Months before the Trump administration separated thousands of families at the U.S.-Mexico border, a "pilot program" in Texas left child-welfare officials scrambling to find empty beds for babies taken from their parents in a preview of bigger problems to come, according to a report released Thursday by U.S. congressional Democrats.
Documents in the report suggest Health and Human Services (HHS) officials weren't told by the Department of Homeland Security (DHS) why shelters were receiving more children taken from their parents in late 2017. It has since been revealed that DHS was operating a pilot program in El Paso, Texas, that prosecuted parents for crossing the border illegally and took their children away to HHS shelters.
"We had a shortage last night of beds for babies," Jonathan White, a top HHS official, wrote in a Nov. 11, 2017, email.
"Overall, infant placements seem to be climbing over recent weeks, and we think that's due to more separations from mothers by CBP [Customs and Border Protection]."
The problems revealed by the pilot program presaged what would happen months later: government employees caring for babies and young children in so-called tender age shelters and many parents being deported without their kids. The consequences linger today. Lawyers working to reunite immigrant families have said they can't reach the deported parents of 545 children who were separated as early as July 2017.
Children separated from parents under program
Democrats on the House judiciary committee released the report Thursday with emails obtained from government agencies. It comes shortly before election day as Democrats campaign against the Trump administration's family separations, which stirred widespread outcry as part of its "zero tolerance" crackdown on illegal border crossings.
Democrat Joe Biden announced Thursday that he would form a task force if elected president to reunite still-separated families.
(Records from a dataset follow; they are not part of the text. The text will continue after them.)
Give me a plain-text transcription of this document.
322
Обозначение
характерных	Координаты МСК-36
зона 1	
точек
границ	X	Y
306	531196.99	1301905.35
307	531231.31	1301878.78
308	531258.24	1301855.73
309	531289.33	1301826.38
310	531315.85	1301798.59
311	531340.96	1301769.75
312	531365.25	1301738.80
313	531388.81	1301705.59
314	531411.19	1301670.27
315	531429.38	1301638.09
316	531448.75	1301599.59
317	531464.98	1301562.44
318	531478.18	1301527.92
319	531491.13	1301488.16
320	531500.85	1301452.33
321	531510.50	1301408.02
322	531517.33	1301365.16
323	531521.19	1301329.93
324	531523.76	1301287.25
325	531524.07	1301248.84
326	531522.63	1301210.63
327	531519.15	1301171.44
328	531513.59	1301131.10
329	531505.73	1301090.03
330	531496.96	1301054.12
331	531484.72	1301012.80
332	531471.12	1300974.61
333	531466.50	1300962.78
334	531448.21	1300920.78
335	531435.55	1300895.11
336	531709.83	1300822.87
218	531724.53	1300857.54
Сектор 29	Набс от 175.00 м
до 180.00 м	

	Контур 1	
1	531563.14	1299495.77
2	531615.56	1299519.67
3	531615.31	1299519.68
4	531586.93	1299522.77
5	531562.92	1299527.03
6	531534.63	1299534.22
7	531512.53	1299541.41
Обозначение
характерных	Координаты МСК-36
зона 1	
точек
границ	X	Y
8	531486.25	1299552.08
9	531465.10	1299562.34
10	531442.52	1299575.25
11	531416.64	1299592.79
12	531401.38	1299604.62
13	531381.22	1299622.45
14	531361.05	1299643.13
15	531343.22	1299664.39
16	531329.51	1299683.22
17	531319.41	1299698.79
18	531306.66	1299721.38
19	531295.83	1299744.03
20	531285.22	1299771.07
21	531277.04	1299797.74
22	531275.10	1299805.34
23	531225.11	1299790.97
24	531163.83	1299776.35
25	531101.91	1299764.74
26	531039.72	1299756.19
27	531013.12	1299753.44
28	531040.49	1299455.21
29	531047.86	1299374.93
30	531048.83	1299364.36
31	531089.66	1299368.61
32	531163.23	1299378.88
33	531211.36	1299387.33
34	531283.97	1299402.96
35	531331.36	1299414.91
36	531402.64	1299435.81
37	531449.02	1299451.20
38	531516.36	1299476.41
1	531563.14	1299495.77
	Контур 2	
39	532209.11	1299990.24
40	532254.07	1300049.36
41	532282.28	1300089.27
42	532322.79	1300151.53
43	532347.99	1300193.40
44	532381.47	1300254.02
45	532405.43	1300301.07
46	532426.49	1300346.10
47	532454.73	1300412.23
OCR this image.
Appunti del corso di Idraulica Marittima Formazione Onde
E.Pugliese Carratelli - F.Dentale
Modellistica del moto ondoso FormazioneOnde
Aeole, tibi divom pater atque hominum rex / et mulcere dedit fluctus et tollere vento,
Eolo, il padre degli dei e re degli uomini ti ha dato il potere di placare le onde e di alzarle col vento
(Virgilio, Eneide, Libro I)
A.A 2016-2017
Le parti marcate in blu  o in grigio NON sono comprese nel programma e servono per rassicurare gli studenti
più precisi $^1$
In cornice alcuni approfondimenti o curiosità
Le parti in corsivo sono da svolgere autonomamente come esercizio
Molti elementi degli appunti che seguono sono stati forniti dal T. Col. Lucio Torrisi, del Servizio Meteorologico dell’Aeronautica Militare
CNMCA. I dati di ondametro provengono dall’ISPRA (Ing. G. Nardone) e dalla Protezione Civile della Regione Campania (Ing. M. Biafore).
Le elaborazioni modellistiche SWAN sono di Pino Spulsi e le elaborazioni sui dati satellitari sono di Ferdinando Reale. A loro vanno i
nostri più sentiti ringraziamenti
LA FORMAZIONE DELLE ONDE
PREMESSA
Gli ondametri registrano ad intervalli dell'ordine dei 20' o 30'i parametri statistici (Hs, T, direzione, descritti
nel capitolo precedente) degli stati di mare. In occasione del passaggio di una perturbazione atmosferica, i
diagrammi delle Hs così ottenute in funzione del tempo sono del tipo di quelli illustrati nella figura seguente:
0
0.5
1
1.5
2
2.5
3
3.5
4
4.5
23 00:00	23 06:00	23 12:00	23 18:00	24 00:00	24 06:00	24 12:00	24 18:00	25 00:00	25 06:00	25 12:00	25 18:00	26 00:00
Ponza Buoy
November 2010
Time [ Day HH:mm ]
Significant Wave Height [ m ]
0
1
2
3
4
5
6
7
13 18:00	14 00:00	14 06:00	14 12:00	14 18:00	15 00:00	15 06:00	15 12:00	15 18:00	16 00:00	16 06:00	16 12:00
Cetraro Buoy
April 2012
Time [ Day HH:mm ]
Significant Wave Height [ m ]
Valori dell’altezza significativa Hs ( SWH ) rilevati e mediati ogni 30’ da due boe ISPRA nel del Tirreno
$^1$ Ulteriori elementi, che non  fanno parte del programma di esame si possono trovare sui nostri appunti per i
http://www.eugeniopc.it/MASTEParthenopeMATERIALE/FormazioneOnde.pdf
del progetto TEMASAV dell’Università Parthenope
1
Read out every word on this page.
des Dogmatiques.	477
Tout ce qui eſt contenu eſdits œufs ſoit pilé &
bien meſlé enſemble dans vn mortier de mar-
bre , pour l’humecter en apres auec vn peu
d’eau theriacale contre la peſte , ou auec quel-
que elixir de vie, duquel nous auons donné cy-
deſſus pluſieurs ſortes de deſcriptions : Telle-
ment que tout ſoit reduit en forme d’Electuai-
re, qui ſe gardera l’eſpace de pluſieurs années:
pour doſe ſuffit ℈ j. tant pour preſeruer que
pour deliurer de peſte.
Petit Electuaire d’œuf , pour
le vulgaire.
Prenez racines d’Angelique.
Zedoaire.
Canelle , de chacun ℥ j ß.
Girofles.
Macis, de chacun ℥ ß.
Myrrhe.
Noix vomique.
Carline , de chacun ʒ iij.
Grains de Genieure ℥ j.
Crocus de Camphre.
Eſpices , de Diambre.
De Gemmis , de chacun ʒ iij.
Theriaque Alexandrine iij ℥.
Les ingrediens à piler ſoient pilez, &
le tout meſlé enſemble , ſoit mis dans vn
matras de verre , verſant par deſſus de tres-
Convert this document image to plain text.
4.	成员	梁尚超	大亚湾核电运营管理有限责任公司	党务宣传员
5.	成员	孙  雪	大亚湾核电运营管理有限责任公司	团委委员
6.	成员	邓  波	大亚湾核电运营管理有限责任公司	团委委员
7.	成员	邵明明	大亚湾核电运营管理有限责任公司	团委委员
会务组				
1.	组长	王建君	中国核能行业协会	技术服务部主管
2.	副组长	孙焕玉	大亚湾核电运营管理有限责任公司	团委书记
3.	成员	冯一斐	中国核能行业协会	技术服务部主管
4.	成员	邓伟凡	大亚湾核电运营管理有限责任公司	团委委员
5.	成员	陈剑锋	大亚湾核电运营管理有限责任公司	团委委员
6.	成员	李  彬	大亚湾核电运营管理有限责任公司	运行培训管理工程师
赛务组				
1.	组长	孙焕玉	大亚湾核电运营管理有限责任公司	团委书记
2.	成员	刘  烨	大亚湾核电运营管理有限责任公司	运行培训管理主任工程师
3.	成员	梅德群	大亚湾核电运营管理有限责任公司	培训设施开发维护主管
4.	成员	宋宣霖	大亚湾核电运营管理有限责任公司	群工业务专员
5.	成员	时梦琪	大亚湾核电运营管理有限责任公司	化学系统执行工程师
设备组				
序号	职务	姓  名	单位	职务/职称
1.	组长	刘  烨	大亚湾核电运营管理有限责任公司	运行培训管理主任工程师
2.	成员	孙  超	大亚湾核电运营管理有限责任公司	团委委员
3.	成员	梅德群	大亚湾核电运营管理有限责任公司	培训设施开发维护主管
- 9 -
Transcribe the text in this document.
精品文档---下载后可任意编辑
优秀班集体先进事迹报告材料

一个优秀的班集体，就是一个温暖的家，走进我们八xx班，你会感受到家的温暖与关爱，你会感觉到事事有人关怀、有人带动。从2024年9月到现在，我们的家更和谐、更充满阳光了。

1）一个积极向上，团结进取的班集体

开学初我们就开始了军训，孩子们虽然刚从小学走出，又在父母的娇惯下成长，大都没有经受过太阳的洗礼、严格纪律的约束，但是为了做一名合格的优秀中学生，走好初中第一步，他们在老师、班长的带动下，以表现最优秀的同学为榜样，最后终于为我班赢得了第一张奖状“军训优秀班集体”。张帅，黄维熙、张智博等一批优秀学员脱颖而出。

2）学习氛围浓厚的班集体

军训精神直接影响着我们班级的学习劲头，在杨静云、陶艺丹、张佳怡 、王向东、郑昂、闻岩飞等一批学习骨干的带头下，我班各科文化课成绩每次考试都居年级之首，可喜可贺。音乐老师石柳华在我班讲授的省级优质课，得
The report outlines discussions since the start of the Trump administration of family separation as a law enforcement tactic. In March 2017, then-Homeland Security Secretary John Kelly told CNN that the government was considering taking children from their families and placing them in government-licensed shelters while the parents were prosecuted.
That July, Customs and Border Protection agents began separating families in what was later called a pilot program, according to a review by the Health and Human Services inspector general.
The pilot ran through November 2017. According to the inspector general, at least 118 children were taken from their parents. Documents in the new report suggest CBP did not communicate with HHS about why shelters were receiving more separated children.
White, the HHS official, wrote a Nov. 17, 2017, email to Kevin McAleenan, who was then commissioner of CBP and later became acting Homeland Security secretary. The email notes "the increase in referrals" of children unaccompanied by a parent "resulting from separation of children from parents." White sent McAleenan a chart of all the children HHS had received.
In a Dec. 3, 2017, response, McAleenan wrote in part: "You should have seen a change the past 10 days or so. We will be co-ordinating in advance on any future plans."
Another HHS official, Tricia Swartz, had written to White on Sept. 28, 2017, warning that "these types of cases often end up with parent repatriated and kid in our care for months pending home studies, international legal issues, etc."
Lawyers, non-profits still searching for parents
The pilot program is believed to have been limited to the region around El Paso, including parts of New Mexico. Months later, the Trump administration began separating families border-wide. The report documents how different Border Patrol sectors had their own policies for which families to separate: the Big Bend sector in rural Texas initially exempted children five and younger, while the El Centro sector in California did not.
In June 2018, U.S. District Judge Dana Sabraw ordered the government to reunite all migrant families. More than two years later, the process is still underway, with lawyers and non-profits trying to find parents in Central America and elsewhere after their children were placed with sponsors in the United States, usually relatives.
McAleenan did not respond to a request for comment. The Homeland Security and Health and Human Services departments did not respond to requests for comment.